Fluctuation Enhanced Gas Sensing
Fluctuation Enhanced Sensing has been an active field of research for some years among those who study the applicability of noise. Our goal is to combine the principle with machine learning to make an application that is capable of odor detection. In our work, we examined the feasibility of a microcontroller-based, long-lifetime application mainly from the perspective of power consumption and reviewed the already available technologies. Our current research aims to detect different odors using multiple commercially available gas sensors by examining their output resistance signals in both the time-domain, and the frequency-domain.

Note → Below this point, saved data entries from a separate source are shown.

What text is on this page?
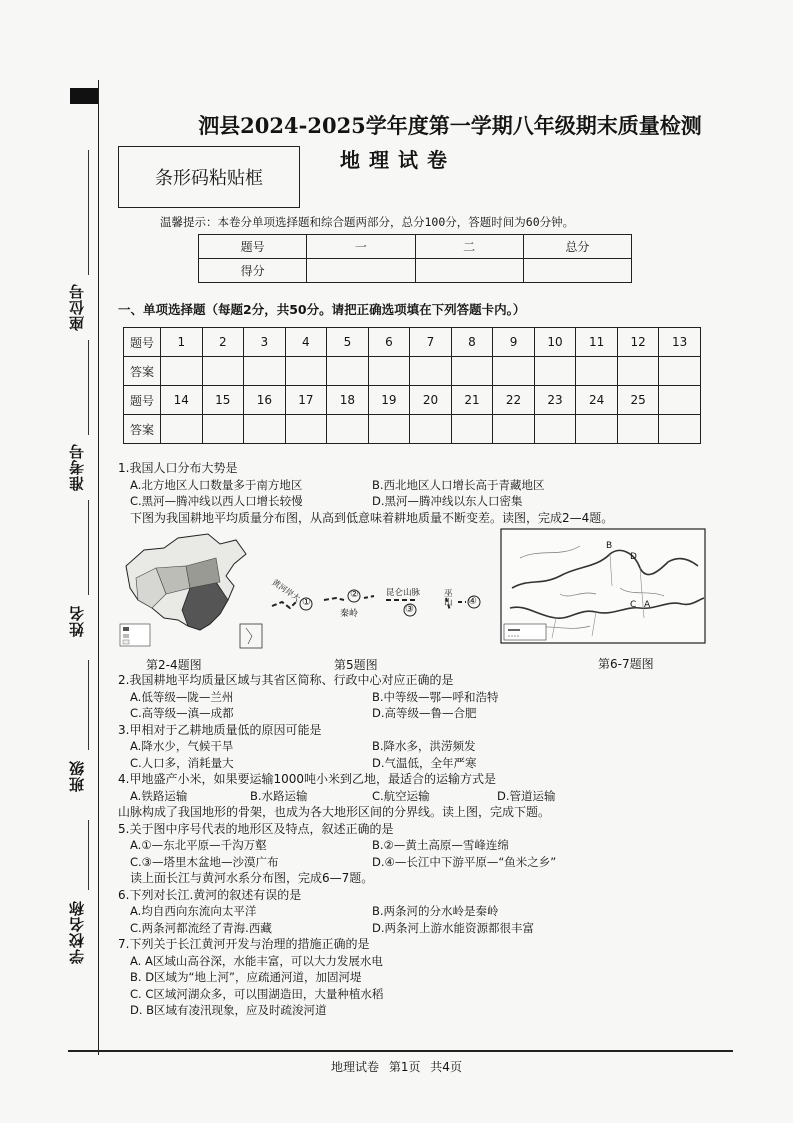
座位号
准考号
姓名
班级
学校名称
泗县2024-2025学年度第一学期八年级期末质量检测
地理试卷
条形码粘贴框
温馨提示：本卷分单项选择题和综合题两部分，总分100分，答题时间为60分钟。
题号	一	二	总分
得分			
一、单项选择题（每题2分，共50分。请把正确选项填在下列答题卡内。）
题号	1	2	3	4	5	6	7	8	9	10	11	12	13
答案													
题号	14	15	16	17	18	19	20	21	22	23	24	25	
答案													
1.我国人口分布大势是
A.北方地区人口数量多于南方地区	B.西北地区人口增长高于青藏地区
C.黑河—腾冲线以西人口增长较慢	D.黑河—腾冲线以东人口密集
下图为我国耕地平均质量分布图，从高到低意味着耕地质量不断变差。读图，完成2—4题。
黄河岸大 ①
②
秦岭
昆仑山脉
③
巫山 ④
B
D
C A
第2-4题图	第5题图	第6-7题图
2.我国耕地平均质量区域与其省区简称、行政中心对应正确的是
A.低等级—陇—兰州	B.中等级—鄂—呼和浩特
C.高等级—滇—成都	D.高等级—鲁—合肥
3.甲相对于乙耕地质量低的原因可能是
A.降水少，气候干旱	B.降水多，洪涝频发
C.人口多，消耗量大	D.气温低，全年严寒
4.甲地盛产小米，如果要运输1000吨小米到乙地，最适合的运输方式是
A.铁路运输	B.水路运输	C.航空运输	D.管道运输
山脉构成了我国地形的骨架，也成为各大地形区间的分界线。读上图，完成下题。
5.关于图中序号代表的地形区及特点，叙述正确的是
A.①—东北平原—千沟万壑	B.②—黄土高原—雪峰连绵
C.③—塔里木盆地—沙漠广布	D.④—长江中下游平原—“鱼米之乡”
读上面长江与黄河水系分布图，完成6—7题。
6.下列对长江.黄河的叙述有误的是
A.均自西向东流向太平洋	B.两条河的分水岭是秦岭
C.两条河都流经了青海.西藏	D.两条河上游水能资源都很丰富
7.下列关于长江黄河开发与治理的措施正确的是
A. A区域山高谷深，水能丰富，可以大力发展水电
B. D区域为“地上河”，应疏通河道，加固河堤
C. C区域河湖众多，可以围湖造田，大量种植水稻
D. B区域有凌汛现象，应及时疏浚河道
地理试卷 第1页 共4页
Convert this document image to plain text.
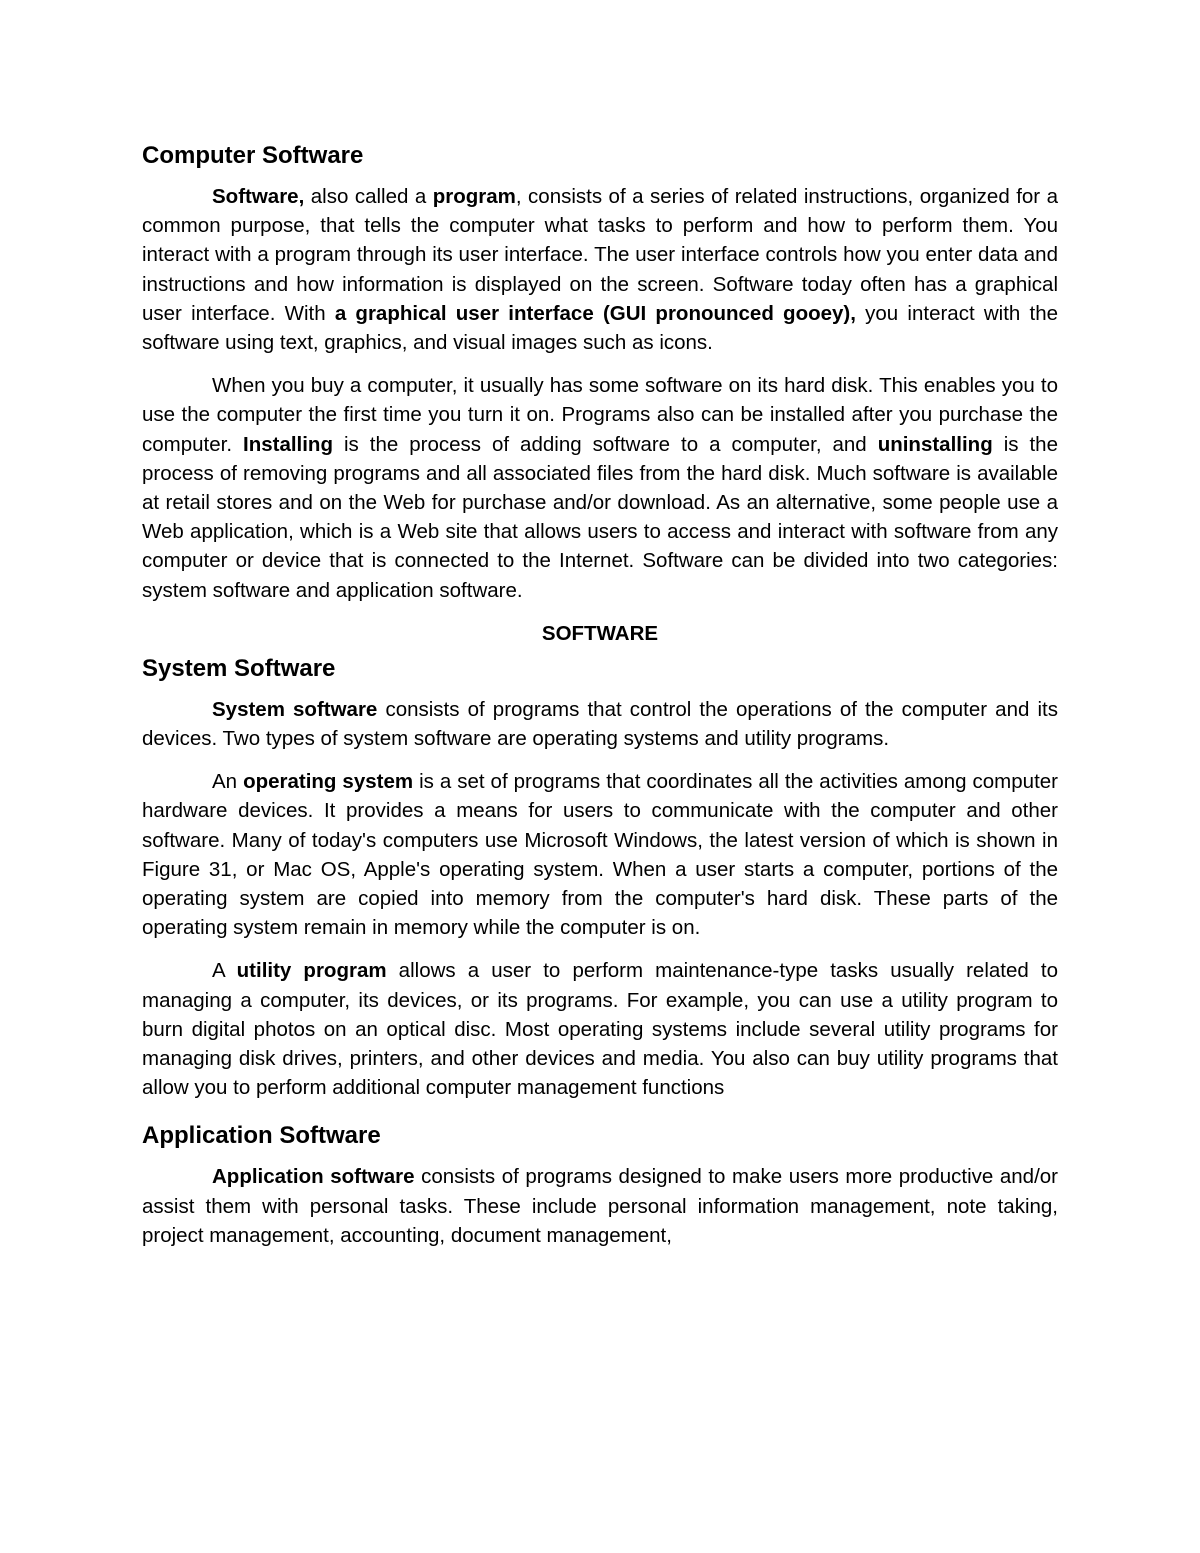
Computer Software

Software, also called a program, consists of a series of related instructions, organized for a common purpose, that tells the computer what tasks to perform and how to perform them. You interact with a program through its user interface. The user interface controls how you enter data and instructions and how information is displayed on the screen. Software today often has a graphical user interface. With a graphical user interface (GUI pronounced gooey), you interact with the software using text, graphics, and visual images such as icons.

When you buy a computer, it usually has some software on its hard disk. This enables you to use the computer the first time you turn it on. Programs also can be installed after you purchase the computer. Installing is the process of adding software to a computer, and uninstalling is the process of removing programs and all associated files from the hard disk. Much software is available at retail stores and on the Web for purchase and/or download. As an alternative, some people use a Web application, which is a Web site that allows users to access and interact with software from any computer or device that is connected to the Internet. Software can be divided into two categories: system software and application software.

SOFTWARE

System Software

System software consists of programs that control the operations of the computer and its devices. Two types of system software are operating systems and utility programs.

An operating system is a set of programs that coordinates all the activities among computer hardware devices. It provides a means for users to communicate with the computer and other software. Many of today's computers use Microsoft Windows, the latest version of which is shown in Figure 31, or Mac OS, Apple's operating system. When a user starts a computer, portions of the operating system are copied into memory from the computer's hard disk. These parts of the operating system remain in memory while the computer is on.

A utility program allows a user to perform maintenance-type tasks usually related to managing a computer, its devices, or its programs. For example, you can use a utility program to burn digital photos on an optical disc. Most operating systems include several utility programs for managing disk drives, printers, and other devices and media. You also can buy utility programs that allow you to perform additional computer management functions

Application Software

Application software consists of programs designed to make users more productive and/or assist them with personal tasks. These include personal information management, note taking, project management, accounting, document management,
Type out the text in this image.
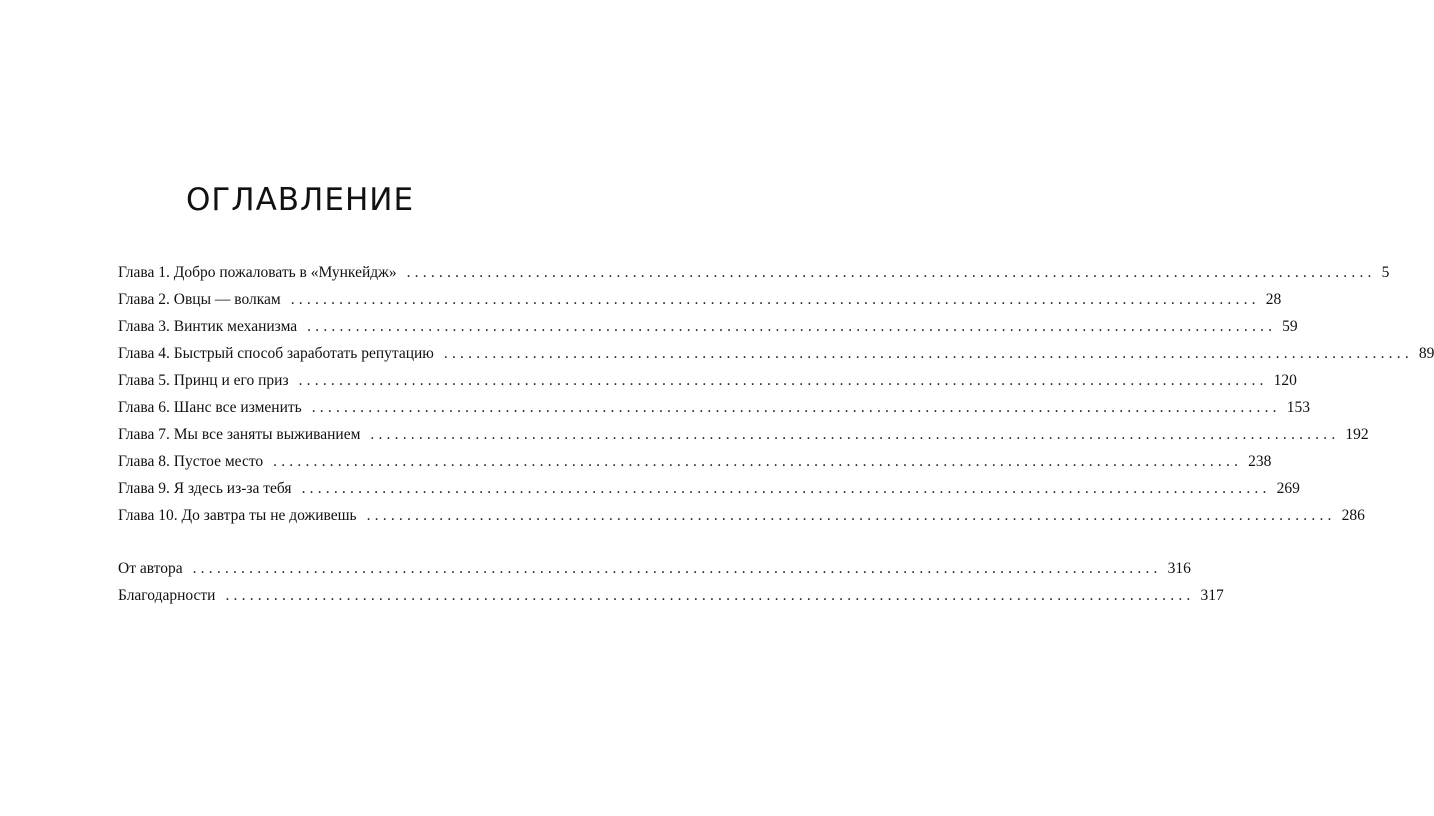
ОГЛАВЛЕНИЕ
Глава 1. Добро пожаловать в «Мункейдж» ........................................................................................................................ 5
Глава 2. Овцы — волкам ........................................................................................................................ 28
Глава 3. Винтик механизма ........................................................................................................................ 59
Глава 4. Быстрый способ заработать репутацию ........................................................................................................................ 89
Глава 5. Принц и его приз ........................................................................................................................ 120
Глава 6. Шанс все изменить ........................................................................................................................ 153
Глава 7. Мы все заняты выживанием ........................................................................................................................ 192
Глава 8. Пустое место ........................................................................................................................ 238
Глава 9. Я здесь из-за тебя ........................................................................................................................ 269
Глава 10. До завтра ты не доживешь ........................................................................................................................ 286
От автора ........................................................................................................................ 316
Благодарности ........................................................................................................................ 317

General characterisation of human activity and comparison of its determination methods
We participated in an extensive research project in cooperation with psychiatrists and biophysicists. The collaboration involved the measurement of raw acceleration signals on the non-dominant wrist of 42 healthy, free-living subjects over 10 days to measure their locomotor activity. The data acquisition had several interdisciplinary objectives. Firstly, we were interested in determining how activity signals could be quantified from the acceleration signals. Such actigraphic measurements are an important part of research in different disciplines, yet the procedure of determining activity values is unexpectedly not standardized in the literature. The acceleration data can be diversely preprocessed, and then the activity values can be calculated using various activity metrics. Therefore, several types of activity signals can be determined from the same recording. To resolve methodological inconsistencies, we executed a detailed and comprehensive comparison of the activity calculation procedures by assessing the relationship between the different types of activity signals derived from the previously mentioned dataset. The correlation pattern revealed that most activity metrics produce closely related activity signals from identically preprocessed acceleration recording, but in practice, the data preparation varies between manufacturers and methods. In the world of human dynamics analysis, the scale-free nature of temporal and spatial patterns is a recurring motif. This universality has already been identified by our research group in human location displacement data in the form of 1/f-type noise, which is a special form of power-law scaling in the frequency domain. The scale-free properties in human activity have also been identified through statistical analysis (e.g., distribution of passive periods), however, the description of human activity’s spectral characteristics was incomplete. To explore the general spectral nature of human activity in greater detail, we analyzed their fluctuations. We revealed that different types of activity signals’ spectrum generally follow a universal characteristic, including 1/f noise over frequencies above the circadian rhythmicity. Moreover, we discovered that the spectrum of the raw acceleration signal has this same characteristic, and therefore the scale-free nature is generally inherent to the motor activity of healthy, free-living humans.